If you’re running a large e-commerce site, the ROI is probably negligible, at least for now. There are bigger fires to put out. But if you own developer-facing documentation, product specs, complex onboarding flows, or training materials, you’re already writing content for humans and machines. This is a low-effort addition.
Even if the format never gains universal adoption, creating an llms.txt file forces you to think about your content structure in a new way. That’s never wasted time.
There’s also a risk if this becomes another SEO arms race. We’ve seen this before with keyword stuffing, link directories, blog comment spam, and structured data abuse. llms.txt opens the door to similar manipulation — flooding the file with keywords, brand mentions, or contrived entities.
Also, by making your site easier to scrape, you’re lowering the barrier for competitors to analyse your site. That’s not a new problem, but it’s worth noting. A 150,000-word llms-full.txt file is a gift to anyone doing programmatic analysis.
I’ve been following the discussion for a couple of months. So I built a free tool for the community.
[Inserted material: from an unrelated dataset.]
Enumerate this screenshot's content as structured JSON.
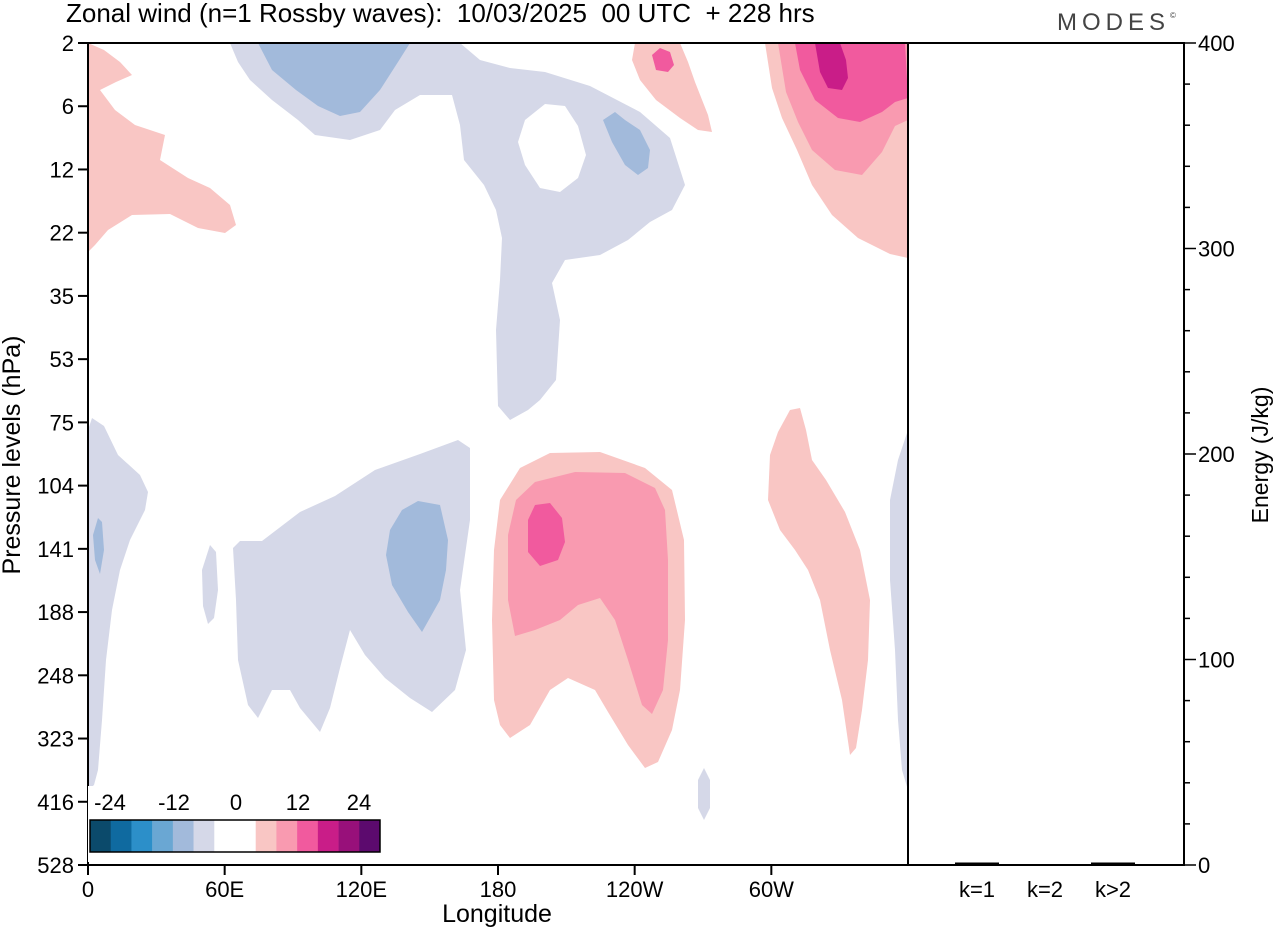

You can now generate a clean, structured llms.txt file directly from a pasted list of URLs or build it manually with section labels and summaries. You can export the result, copy it, or use it in your internal projects.
I don’t think llms.txt is a silver bullet. But I do think it signals something important.
It’s a glimpse of how content might be indexed and consumed in an AI-native world. Where search doesn’t send ten blue links, it sends a single generated answer. Where documentation isn’t read line by line, but queried contextually by a model that knows what to skip.
You want your site to be part of that answer.
So, if you’ve got the time, write your llms.txt, clean up your documentation, and help the machines a little. Whether it pays off now or later is part of the bet we’re all making.